C.9

North Hollywood

T-X waited until a garbage truck lumbered past, then turned into the takeout driveway of an all-night fast-food restaurant.

Twenty minutes ago she had telephoned the home number of Maria Barrera in Reseda, which she had downloaded from the L.A. County welfare database. Her Spanish was perfect, but Mrs. Barrera said that her son wasn't home. He was at work.

"He's a good boy. He's been no trouble. Please."

"Where is he working, Mrs. Barrera?" T-X asked politely.

"Jim's Burgers. It's in North Hollywood.

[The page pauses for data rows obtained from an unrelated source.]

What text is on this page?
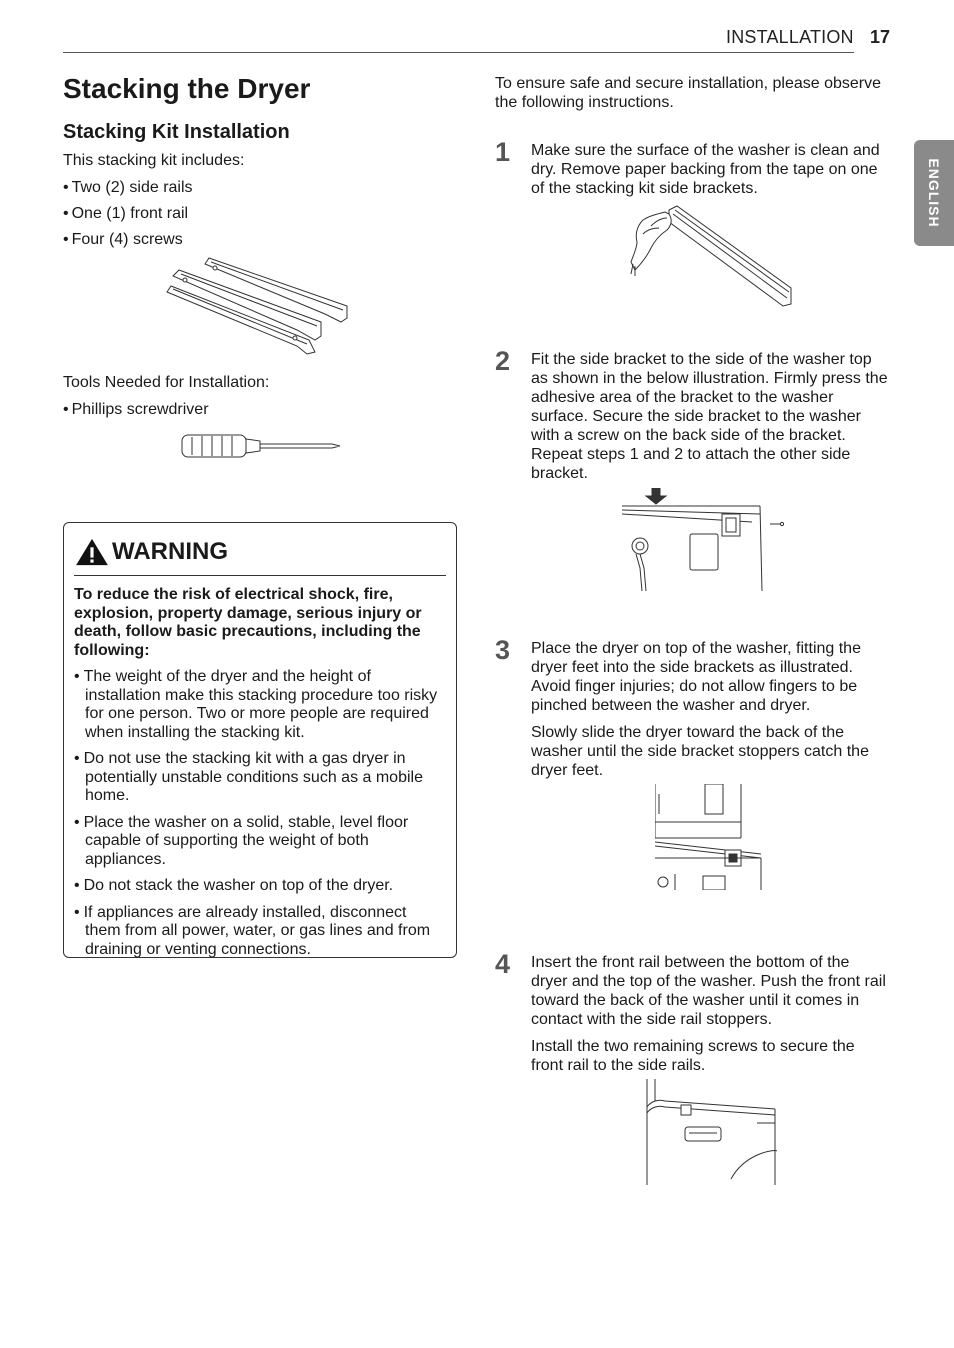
INSTALLATION 17
ENGLISH
Stacking the Dryer
Stacking Kit Installation

This stacking kit includes:

• Two (2) side rails
• One (1) front rail
• Four (4) screws

Tools Needed for Installation:

• Phillips screwdriver
WARNING

To reduce the risk of electrical shock, fire, explosion, property damage, serious injury or death, follow basic precautions, including the following:

• The weight of the dryer and the height of installation make this stacking procedure too risky for one person. Two or more people are required when installing the stacking kit.
• Do not use the stacking kit with a gas dryer in potentially unstable conditions such as a mobile home.
• Place the washer on a solid, stable, level floor capable of supporting the weight of both appliances.
• Do not stack the washer on top of the dryer.
• If appliances are already installed, disconnect them from all power, water, or gas lines and from draining or venting connections.

To ensure safe and secure installation, please observe the following instructions.

1 Make sure the surface of the washer is clean and dry. Remove paper backing from the tape on one of the stacking kit side brackets.

2 Fit the side bracket to the side of the washer top as shown in the below illustration. Firmly press the adhesive area of the bracket to the washer surface. Secure the side bracket to the washer with a screw on the back side of the bracket. Repeat steps 1 and 2 to attach the other side bracket.

3 Place the dryer on top of the washer, fitting the dryer feet into the side brackets as illustrated. Avoid finger injuries; do not allow fingers to be pinched between the washer and dryer.

Slowly slide the dryer toward the back of the washer until the side bracket stoppers catch the dryer feet.

4 Insert the front rail between the bottom of the dryer and the top of the washer. Push the front rail toward the back of the washer until it comes in contact with the side rail stoppers.

Install the two remaining screws to secure the front rail to the side rails.
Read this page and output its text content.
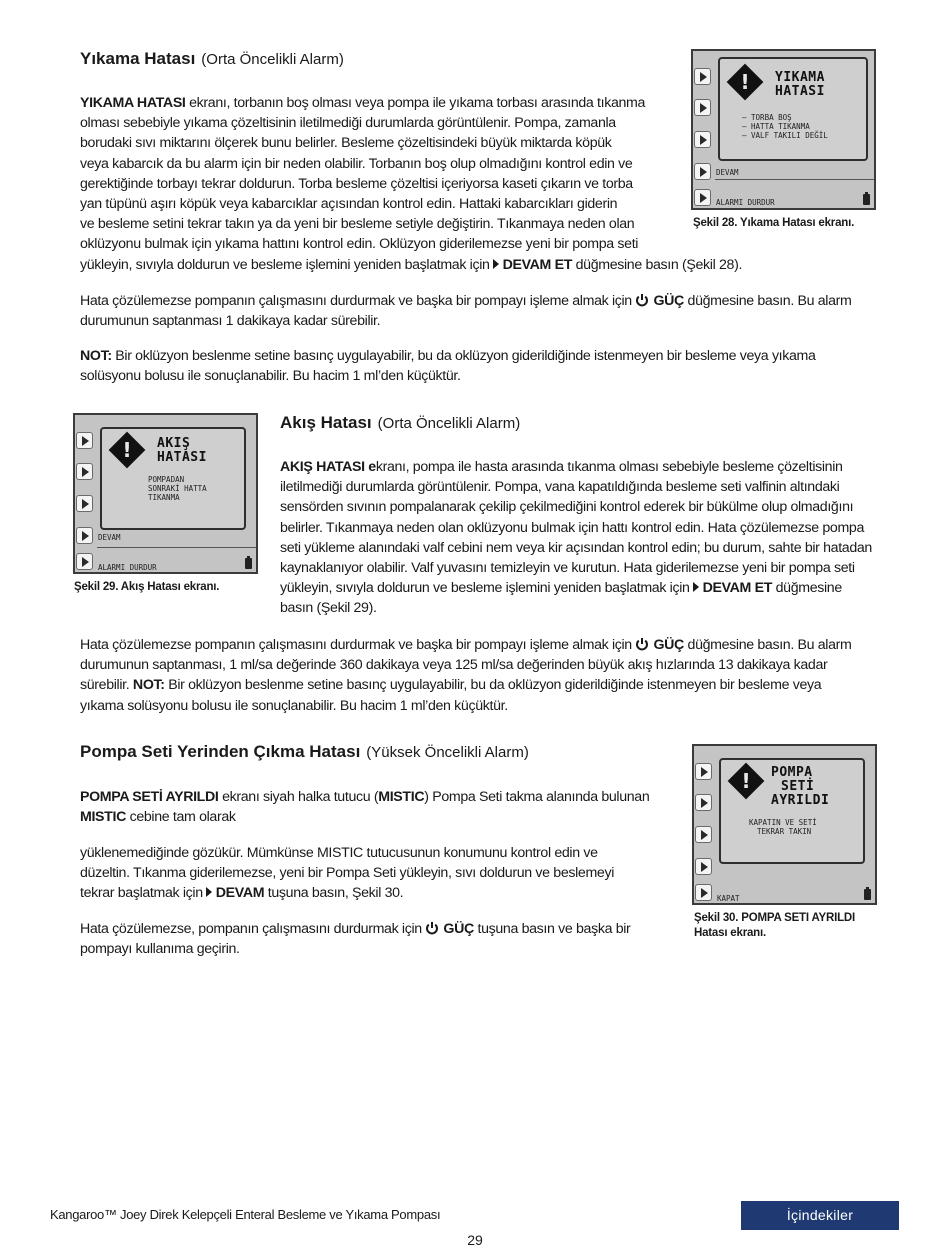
Yıkama Hatası (Orta Öncelikli Alarm)
YIKAMA HATASI ekranı, torbanın boş olması veya pompa ile yıkama torbası arasında tıkanma
olması sebebiyle yıkama çözeltisinin iletilmediği durumlarda görüntülenir. Pompa, zamanla
borudaki sıvı miktarını ölçerek bunu belirler. Besleme çözeltisindeki büyük miktarda köpük
veya kabarcık da bu alarm için bir neden olabilir. Torbanın boş olup olmadığını kontrol edin ve
gerektiğinde torbayı tekrar doldurun. Torba besleme çözeltisi içeriyorsa kaseti çıkarın ve torba
yan tüpünü aşırı köpük veya kabarcıklar açısından kontrol edin. Hattaki kabarcıkları giderin
ve besleme setini tekrar takın ya da yeni bir besleme setiyle değiştirin. Tıkanmaya neden olan
oklüzyonu bulmak için yıkama hattını kontrol edin. Oklüzyon giderilemezse yeni bir pompa seti
yükleyin, sıvıyla doldurun ve besleme işlemini yeniden başlatmak için DEVAM ET düğmesine basın (Şekil 28).
Hata çözülemezse pompanın çalışmasını durdurmak ve başka bir pompayı işleme almak için GÜÇ düğmesine basın. Bu alarm
durumunun saptanması 1 dakikaya kadar sürebilir.
NOT: Bir oklüzyon beslenme setine basınç uygulayabilir, bu da oklüzyon giderildiğinde istenmeyen bir besleme veya yıkama
solüsyonu bolusu ile sonuçlanabilir. Bu hacim 1 ml’den küçüktür.
!	YIKAMA
HATASI
– TORBA BOŞ
– HATTA TIKANMA
– VALF TAKILI DEĞİL
DEVAM
ALARMI DURDUR
Şekil 28. Yıkama Hatası ekranı.
!	AKIŞ
HATASI
POMPADAN
SONRAKİ HATTA
TIKANMA
DEVAM
ALARMI DURDUR
Şekil 29. Akış Hatası ekranı.
Akış Hatası (Orta Öncelikli Alarm)
AKIŞ HATASI ekranı, pompa ile hasta arasında tıkanma olması sebebiyle besleme çözeltisinin
iletilmediği durumlarda görüntülenir. Pompa, vana kapatıldığında besleme seti valfinin altındaki
sensörden sıvının pompalanarak çekilip çekilmediğini kontrol ederek bir bükülme olup olmadığını
belirler. Tıkanmaya neden olan oklüzyonu bulmak için hattı kontrol edin. Hata çözülemezse pompa
seti yükleme alanındaki valf cebini nem veya kir açısından kontrol edin; bu durum, sahte bir hatadan
kaynaklanıyor olabilir. Valf yuvasını temizleyin ve kurutun. Hata giderilemezse yeni bir pompa seti
yükleyin, sıvıyla doldurun ve besleme işlemini yeniden başlatmak için DEVAM ET düğmesine
basın (Şekil 29).
Hata çözülemezse pompanın çalışmasını durdurmak ve başka bir pompayı işleme almak için GÜÇ düğmesine basın. Bu alarm
durumunun saptanması, 1 ml/sa değerinde 360 dakikaya veya 125 ml/sa değerinden büyük akış hızlarında 13 dakikaya kadar
sürebilir. NOT: Bir oklüzyon beslenme setine basınç uygulayabilir, bu da oklüzyon giderildiğinde istenmeyen bir besleme veya
yıkama solüsyonu bolusu ile sonuçlanabilir. Bu hacim 1 ml’den küçüktür.
Pompa Seti Yerinden Çıkma Hatası (Yüksek Öncelikli Alarm)
POMPA SETİ AYRILDI ekranı siyah halka tutucu (MISTIC) Pompa Seti takma alanında bulunan
MISTIC cebine tam olarak
yüklenemediğinde gözükür. Mümkünse MISTIC tutucusunun konumunu kontrol edin ve
düzeltin. Tıkanma giderilemezse, yeni bir Pompa Seti yükleyin, sıvı doldurun ve beslemeyi
tekrar başlatmak için DEVAM tuşuna basın, Şekil 30.
Hata çözülemezse, pompanın çalışmasını durdurmak için GÜÇ tuşuna basın ve başka bir
pompayı kullanıma geçirin.
!	POMPA
SETİ
AYRILDI
KAPATIN VE SETİ
TEKRAR TAKIN
KAPAT
Şekil 30. POMPA SETI AYRILDI
Hatası ekranı.
Kangaroo™ Joey Direk Kelepçeli Enteral Besleme ve Yıkama Pompası
29
İçindekiler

Please, he's a good boy."

There were no cars in line as T-X pulled up to the menu board and speaker, and only a couple of Hispanic kids with their low-riders in the parking lot.

"Welcome to Jim's Burgers, can I take your order?" The voice was of a young, Hispanic male.

"Jose Barrera?" T-X asked.

"Um… yeah."

T-X pulled forward to the order window as Barrera leaned out to see what was going on. He looked to be in his late teens or early twenties. He wore a blue hat and blue shirt with the restaurant's logo.

T-X looked up at the boy and smiled. His name tag read Barrera. Her head-up display showed a match.

She had the Sig-Sauer on her lap. She lifted it and fired two shots into the young man's face, then laid the gun on the passenger seat, drove past the pickup window, around the restaurant, and back out onto the street where she accelerated smoothly into the night.

Her head-up display showed a grid:

ANDERSON, WILLIAM — TERMINATED ANDERSON, ELIZABETH — TERMINATED BARRERA, JOSE — TERMINATED BREWSTER, KATHERINE — OPEN CONNOR, JOHN — OPEN

The Katherine Brewster line was highlighted, and a file came up with photographs as well as home and work addresses and phone numbers.

She entered Katherine Brewster's home number into the cell phone. After five rings it was finally answered by a man.

"Yes?"

"Katherine Brewster?"

"Who's calling? Do you know what time it is?"

"Katherine Brewster, please. This is a veterinary emergency."

"She's not here. She's at the clinic. It's the same thing I told the guy who called five minutes ago." T-X hung up.

Santa Clara

Strictly speaking, Terminator was incapable of experiencing human feelings, or of having premonitions. But he could and did constantly evaluate data: old data from his memory banks, and new data that his sensors continuously gathered. From such evaluations he could make predictive forecasts to which he could assign probability values.

He was programmed to know that Skynet was sending or had already sent back a terminator. He was also programmed with the knowledge that it was a T-X assigned to eliminate targets of opportunity, among them John Connor and Katherine Brewster.

Finally, he was programmed, by Connor himself, to understand that in this era Connor was what might be called a loose cannon; no permanent address and only scanty personal records in a few databases.

The T-X would understand this, and would probably view Katherine Brewster as a preliminary target.

Terminator's head-up display assigned an 88.97733451 percent probability to such a scenario.

After he had spoken with the man who answered Katherine Brewster's home telephone, Terminator increased the scenario probability to 94.5365555 percent.

From his database he brought up Katherine's place of employment, Emery Animal Hospital, pinpointed the address on a map of the Los Angeles area, and headed there.

Traffic was light at this hour of the morning, mostly semis. With his onboard electronic emissions detectors (which included radar) he pushed the truck to speeds in excess of one hundred miles per hour.